Plastic and other waste found in British mussels

Researchers have found tiny pieces of plastic in all the samples of mussels they tested in British seawaters and bought from local supermarkets.

The scientists, from the University of Hull and Brunel University, said the contamination from microplastics and other human debris, such as cotton and rayon, was significant and widespread.

Mussels feed by filtering seawater.

They team says more work is needed to understand the health implications of consuming the seafood.

The group’s study is published in the journal Environmental Pollution.

It sampled wild mussels from eight coastal locations and mussels purchased from eight unnamed supermarkets. Some of the shop-bought mussels were imported from abroad.

The investigation found that for every 100g of mussels being eaten, an estimated 70 pieces of tiny debris were also being taken in.

The analysis determined that more debris was present in wild mussels than farmed ones. And in the mussels bought in supermarkets, cooked or frozen varieties contained more particles than those that had been freshly caught.

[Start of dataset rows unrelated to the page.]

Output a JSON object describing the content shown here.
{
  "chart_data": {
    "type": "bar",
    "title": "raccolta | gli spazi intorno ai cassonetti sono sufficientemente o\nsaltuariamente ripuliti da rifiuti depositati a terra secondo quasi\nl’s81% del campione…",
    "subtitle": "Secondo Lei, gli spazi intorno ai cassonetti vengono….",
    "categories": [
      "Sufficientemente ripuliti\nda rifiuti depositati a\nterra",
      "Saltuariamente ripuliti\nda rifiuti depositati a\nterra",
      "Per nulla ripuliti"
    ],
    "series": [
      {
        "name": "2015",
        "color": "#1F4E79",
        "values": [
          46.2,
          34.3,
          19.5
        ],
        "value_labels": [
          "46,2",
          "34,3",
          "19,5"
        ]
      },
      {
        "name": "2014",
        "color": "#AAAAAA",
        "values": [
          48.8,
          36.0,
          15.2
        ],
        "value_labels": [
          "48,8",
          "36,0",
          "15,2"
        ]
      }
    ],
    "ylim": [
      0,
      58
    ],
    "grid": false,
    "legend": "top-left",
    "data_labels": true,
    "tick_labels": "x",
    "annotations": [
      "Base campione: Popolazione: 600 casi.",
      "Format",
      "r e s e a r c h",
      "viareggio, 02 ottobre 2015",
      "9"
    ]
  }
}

This is just one more study that confirms the ubiquity of microplastics in the environment. These particles are in many food products, in bottled drinking water; they are even in the air.

“It is becoming increasingly evident that global contamination of the marine environment by microplastic is impacting wildlife and its entry into the food chain is providing a pathway for the waste that we dispose of to be returned to us through our diet,” said Prof Jeanette Rotchell from Hull University.

“This study provides further evidence of this route of exposure and we now need to understand the possible implications of digesting these very small levels.

“Chances are that these have no implications, but none the less, there is not enough data out there to say there is no risk. We still need to do the studies and show that is the case.”

Our environment analyst Roger Harrabin said: “Knowing that you might be eating tiny strands of someone else’s underwear will doubtless put off many people from a dish of Moules Mariniere.

“But the very durability that makes plastic fibres so persistent in the environment is the same factor that makes us pass plastic through our bodies without absorbing it.

“That’s what makes the researchers so confident that it’s pretty unlikely eating mussels will do us any harm.

“If you are really worried about this sort of thing, you could go vegan organic, but you would still be breathing in plastic particles through the air and drinking it in water.”